Defence lawyer Kevin Preston asked for a discharge without conviction for his client.
But Justice France said the legislation said a judge could discharge without conviction unless there was an enactment applicable to the offence that the court is required to impose a minimum sentence.
He sentenced Fitzgerald to seven years in prison, but allowed normal parole rules to apply, as he said to do otherwise would be manifestly unjust, partly due to the low level of the offending and partly due to Fitzgerald's mental health issues.
He will be eligible for parole after a third of his sentence.
The first person to be sentenced for a third-strike offence, Raven Casey Campbell, was also shown leniency by a judge.
Campbell received the full seven-year sentence for indecently assaulting a prison officer by squeezing her bottom, but Justice Kit Toogood allowed the prospect of parole after two years and three months.
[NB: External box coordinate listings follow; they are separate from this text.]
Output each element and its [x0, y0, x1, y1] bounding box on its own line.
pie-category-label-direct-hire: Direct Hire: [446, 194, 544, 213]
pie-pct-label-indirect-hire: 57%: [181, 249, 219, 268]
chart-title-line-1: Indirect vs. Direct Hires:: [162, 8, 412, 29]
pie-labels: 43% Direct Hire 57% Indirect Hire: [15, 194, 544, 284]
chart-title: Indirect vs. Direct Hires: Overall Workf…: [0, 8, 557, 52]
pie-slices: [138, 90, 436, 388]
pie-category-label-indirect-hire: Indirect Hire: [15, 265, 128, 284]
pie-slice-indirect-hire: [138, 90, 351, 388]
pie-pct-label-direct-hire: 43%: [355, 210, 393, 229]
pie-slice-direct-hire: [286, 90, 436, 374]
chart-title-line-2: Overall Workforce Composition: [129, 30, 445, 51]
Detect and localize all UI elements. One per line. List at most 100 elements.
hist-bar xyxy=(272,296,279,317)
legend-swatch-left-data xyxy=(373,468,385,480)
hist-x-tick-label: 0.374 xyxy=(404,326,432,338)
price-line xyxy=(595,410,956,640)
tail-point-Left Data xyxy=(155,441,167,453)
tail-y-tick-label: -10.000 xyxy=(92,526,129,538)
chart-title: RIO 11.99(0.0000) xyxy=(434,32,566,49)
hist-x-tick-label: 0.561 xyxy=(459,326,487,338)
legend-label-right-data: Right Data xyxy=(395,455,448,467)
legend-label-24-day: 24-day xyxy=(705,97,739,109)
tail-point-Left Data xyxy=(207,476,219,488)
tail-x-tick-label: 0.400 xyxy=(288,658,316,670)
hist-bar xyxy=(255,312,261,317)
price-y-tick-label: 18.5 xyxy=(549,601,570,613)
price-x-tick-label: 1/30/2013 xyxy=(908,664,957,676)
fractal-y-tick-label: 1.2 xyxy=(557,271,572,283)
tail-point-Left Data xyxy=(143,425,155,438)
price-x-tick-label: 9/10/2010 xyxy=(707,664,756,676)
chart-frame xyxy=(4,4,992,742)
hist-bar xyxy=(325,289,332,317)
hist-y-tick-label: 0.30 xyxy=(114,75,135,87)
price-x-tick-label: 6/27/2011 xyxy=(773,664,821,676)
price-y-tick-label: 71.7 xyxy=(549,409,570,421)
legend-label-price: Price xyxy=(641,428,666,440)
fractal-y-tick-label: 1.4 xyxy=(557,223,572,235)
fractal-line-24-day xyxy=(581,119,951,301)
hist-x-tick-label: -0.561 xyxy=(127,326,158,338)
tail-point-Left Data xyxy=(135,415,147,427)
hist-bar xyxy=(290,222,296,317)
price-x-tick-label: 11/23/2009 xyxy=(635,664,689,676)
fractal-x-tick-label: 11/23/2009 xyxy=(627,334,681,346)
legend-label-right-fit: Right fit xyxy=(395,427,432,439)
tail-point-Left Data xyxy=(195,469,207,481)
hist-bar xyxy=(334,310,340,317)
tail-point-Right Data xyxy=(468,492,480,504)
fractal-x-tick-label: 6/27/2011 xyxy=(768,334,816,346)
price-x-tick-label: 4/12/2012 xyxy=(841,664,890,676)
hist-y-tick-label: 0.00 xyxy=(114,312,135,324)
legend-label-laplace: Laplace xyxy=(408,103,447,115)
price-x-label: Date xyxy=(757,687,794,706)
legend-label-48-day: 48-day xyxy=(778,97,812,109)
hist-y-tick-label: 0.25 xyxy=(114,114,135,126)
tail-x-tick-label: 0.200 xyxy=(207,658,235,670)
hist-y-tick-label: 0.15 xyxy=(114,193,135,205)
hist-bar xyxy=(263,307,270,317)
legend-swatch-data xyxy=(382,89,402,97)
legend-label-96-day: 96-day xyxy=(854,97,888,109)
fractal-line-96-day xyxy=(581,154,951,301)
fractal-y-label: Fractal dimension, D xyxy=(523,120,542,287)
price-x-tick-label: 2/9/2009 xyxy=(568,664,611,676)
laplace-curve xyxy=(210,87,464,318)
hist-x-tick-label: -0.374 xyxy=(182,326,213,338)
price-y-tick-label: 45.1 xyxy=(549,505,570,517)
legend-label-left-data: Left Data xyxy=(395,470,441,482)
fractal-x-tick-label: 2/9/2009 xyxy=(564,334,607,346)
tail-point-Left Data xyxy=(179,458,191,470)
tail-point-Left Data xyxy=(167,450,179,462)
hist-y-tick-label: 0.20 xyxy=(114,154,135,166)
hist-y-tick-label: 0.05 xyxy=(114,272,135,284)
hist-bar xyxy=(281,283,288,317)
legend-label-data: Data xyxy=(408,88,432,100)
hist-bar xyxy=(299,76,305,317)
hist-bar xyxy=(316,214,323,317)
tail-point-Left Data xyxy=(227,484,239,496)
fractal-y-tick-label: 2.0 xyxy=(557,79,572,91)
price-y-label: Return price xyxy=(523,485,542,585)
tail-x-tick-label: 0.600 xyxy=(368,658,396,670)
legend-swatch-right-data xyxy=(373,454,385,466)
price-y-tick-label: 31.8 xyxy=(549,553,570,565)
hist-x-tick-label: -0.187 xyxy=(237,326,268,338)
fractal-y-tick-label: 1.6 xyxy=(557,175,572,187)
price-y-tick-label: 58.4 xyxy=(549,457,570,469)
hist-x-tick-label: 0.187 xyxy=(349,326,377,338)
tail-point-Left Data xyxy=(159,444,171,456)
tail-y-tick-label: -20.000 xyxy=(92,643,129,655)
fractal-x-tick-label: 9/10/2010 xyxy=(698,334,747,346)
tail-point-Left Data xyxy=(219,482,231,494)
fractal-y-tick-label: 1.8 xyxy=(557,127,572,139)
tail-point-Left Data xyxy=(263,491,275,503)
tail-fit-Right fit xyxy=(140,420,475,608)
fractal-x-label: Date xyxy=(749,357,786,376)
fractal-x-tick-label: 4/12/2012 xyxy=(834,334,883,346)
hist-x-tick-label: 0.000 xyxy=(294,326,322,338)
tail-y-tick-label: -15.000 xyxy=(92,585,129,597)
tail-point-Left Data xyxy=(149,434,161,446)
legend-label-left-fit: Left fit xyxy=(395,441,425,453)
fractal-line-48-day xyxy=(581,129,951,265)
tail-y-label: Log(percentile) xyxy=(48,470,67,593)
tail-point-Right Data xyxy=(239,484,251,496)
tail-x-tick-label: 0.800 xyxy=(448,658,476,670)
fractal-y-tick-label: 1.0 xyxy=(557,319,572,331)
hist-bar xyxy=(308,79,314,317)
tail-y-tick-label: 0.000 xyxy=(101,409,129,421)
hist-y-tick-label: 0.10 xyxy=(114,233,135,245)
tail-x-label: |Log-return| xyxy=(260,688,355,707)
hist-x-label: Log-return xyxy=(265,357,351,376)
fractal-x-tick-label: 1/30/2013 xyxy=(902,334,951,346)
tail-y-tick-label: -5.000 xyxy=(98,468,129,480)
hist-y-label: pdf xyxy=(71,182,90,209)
Kingi Ratima also had his sentence for a third-strike offence mitigated.
Ratima, who had more than 100 previous convictions, mainly for driving and dishonesty offences, received the maximum sentence of 10 years in prison for a violent robbery.
But the sentencing judge believed it would be manifestly unjust to make Ratima serve the full 10 years without parole, so allowed a non-parole period of only five years.
Justice Minister Andrew Little last year said the three strikes law was "silly", didn't work, and would be repealed.
READ MORE: Three strikes law not working, says Justice Minister Andrew Little
The three strikes law was passed in 2010 and applies to 40 serious sexual or violent offences.
The first-strike conviction results in a normal sentence and a warning, the second in a sentence without parole and a final warning, and the third in the maximum sentence for that offence without parole - though parole eligibility can be granted if a judge deems the sentence manifestly unjust.